This repo contains the code for the paper:
Speech Emotion Recognition with Multi-task Learning, X. Cai et al., INTERSPEECH 2021
The code is based on https://github.com/huggingface/transformers/tree/master/examples/research_projects/wav2vec2.
- paper_slides/: the paper and corresponding slides.
- model.py: the Wav2vec-2.0 model that inherites from Huggingface's Wav2vec-2.0 model, with a classification head in addition to the CTC head.
- run_emotion.py: the main python code that could runs the emotion recognition task.
- run.sh: the script to test running.
- iemocap/: the processed iemocap data pointers, split into 10 folds, while each fold has train.csv and test.csv. The original wavs are not here, please obtain from https://sail.usc.edu/iemocap/.
- requirements.txt: required packages to be installed.
pip install -r requirements.txt
You might also need to install libsndfile:
sudo apt-get install libsndfile1-dev
Or refer to https://github.com/libsndfile/libsndfile.
- Obtain IEMOCAP dataset from https://sail.usc.edu/iemocap/.
- Extract and save wav files at some path, assuming named as /wav_path/.
- Replace the '/path_to_wavs' text in ./iemocap/*.csv, with the actual path just saved all the wav files. You can use the following command.
for f in iemocap/*.csv; do sed -i 's/\/path_to_wavs/\/wav_path/' $f; done
Note: The iemocap/*.csv has 20 files, corresponding to the data split into 10 folds, according to session ID (01F, 01M, ..., 05F, 05M). For each fold, use the other 9 sessions as training, and test on the selected session. For example, for the fold 01F, we use 01F as test set and remaining 9 sessions as training set. Two csv files for each fold, one for training and one for testing. The names are: iemocap_01F.train.csv and iemocap_01F.test.csv. The csv file has 3 columns: file, emotion, text. The column 'file' indicates where to store the wav file; the column 'emotion' is the emotion label (we use 4 labels: e0, e1, e2, e3); the column 'text' is for transcript. For example:
file,emotion,text
/path/to/Ses01F_impro01_F000.wav,e0,"EXCUSE ME ."

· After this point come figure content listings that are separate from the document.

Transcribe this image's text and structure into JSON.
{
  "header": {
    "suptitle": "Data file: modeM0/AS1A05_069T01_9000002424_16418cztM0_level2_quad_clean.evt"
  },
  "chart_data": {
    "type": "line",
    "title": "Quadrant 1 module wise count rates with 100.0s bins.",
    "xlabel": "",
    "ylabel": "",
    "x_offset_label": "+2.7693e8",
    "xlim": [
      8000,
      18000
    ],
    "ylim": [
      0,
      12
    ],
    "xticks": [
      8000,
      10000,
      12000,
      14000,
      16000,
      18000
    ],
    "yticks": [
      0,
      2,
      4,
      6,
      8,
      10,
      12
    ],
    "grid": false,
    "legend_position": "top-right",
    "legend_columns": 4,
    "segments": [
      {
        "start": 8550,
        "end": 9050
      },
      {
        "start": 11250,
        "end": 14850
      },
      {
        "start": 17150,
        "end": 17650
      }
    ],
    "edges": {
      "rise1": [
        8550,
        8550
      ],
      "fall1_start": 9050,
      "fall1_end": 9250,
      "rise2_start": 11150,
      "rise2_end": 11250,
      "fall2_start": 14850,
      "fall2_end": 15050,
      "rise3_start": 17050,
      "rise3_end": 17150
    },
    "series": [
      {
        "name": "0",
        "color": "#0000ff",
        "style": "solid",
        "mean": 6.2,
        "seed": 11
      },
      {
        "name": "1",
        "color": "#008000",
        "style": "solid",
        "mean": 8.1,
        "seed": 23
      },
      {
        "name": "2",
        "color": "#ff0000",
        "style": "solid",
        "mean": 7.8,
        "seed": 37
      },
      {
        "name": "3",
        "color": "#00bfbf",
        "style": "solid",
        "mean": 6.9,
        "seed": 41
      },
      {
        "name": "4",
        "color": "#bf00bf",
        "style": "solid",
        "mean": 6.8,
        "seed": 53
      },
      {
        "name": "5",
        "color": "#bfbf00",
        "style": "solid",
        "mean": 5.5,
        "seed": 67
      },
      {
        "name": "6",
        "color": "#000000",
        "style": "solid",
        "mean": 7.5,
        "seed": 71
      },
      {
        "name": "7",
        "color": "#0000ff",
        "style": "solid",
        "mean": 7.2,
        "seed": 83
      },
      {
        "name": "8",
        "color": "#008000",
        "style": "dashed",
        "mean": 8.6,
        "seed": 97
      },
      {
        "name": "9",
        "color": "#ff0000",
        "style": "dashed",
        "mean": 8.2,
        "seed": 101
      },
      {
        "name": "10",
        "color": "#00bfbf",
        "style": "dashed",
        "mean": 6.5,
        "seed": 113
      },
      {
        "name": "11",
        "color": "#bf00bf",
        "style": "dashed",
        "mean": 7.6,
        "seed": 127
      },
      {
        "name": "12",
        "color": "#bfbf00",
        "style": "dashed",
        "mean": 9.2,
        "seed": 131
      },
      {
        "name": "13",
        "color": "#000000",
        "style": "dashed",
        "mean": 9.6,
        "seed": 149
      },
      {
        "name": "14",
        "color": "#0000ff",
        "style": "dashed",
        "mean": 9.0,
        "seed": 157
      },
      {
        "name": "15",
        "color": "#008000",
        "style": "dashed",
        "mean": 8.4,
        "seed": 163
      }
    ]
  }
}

/path/to/Ses01F_impro01_F001.wav,e0,"YEAH ."
...
bash run.sh
This will run the code and generates results in output/tmp/ folder, while cache files are stored in cache/. The model = wav2vec2-base, alpha = 0.1, LR = 1e-5, effective batch size = 8, total train epochs = 100. The 01F split will be used as testing and remaining will be used as training.
WARNING: If running on 1 single GPU, 100 epochs will take days to finish. To speed up, consider using multiple GPUs. By default, the code use all GPUs in the system.
After training, you can run the inference code, using the saved model in output/tmp (or providing another path with a saved model):
bash prediction.sh output/tmp
This will generate a classification result, in output/predictions/tmp. Details can be found in the script.
Key parameters:
- MODEL : wav2vec2-base / wav2vec2-large-960h.
- ALPHA : loss = ctc + alpha * cls, 0.1 would be good enough for wav2vec2-base, 0.01 for wav2vec2-large-960h.
- LR : learning rate, recommended 1e-5.
- ACC : accumulated batch size. The effective batch size = batch_per_gpu * gpu_num * acc.
- WORKER_NUM : the number of cpu for data preprocessing, please set to the maximum cpu number in the machine.
- --num_train_epochs : number of training epochs, recommended > 100.
- --split_id : the split partition used for testing, values are 01F 01M 02F 02M 03F 03M 04F 04M 05F 05M. The reamining partitions are used for training.
Parameters not recommended:
- --freeze_feature_extractor : this will freeze the wav2vec2.0 model, except for the ctc and cls head. This will significantly hurt the final performance.
- --group_by_length : this will significantly slow down data preprocessing step, but potentially improve training efficiency.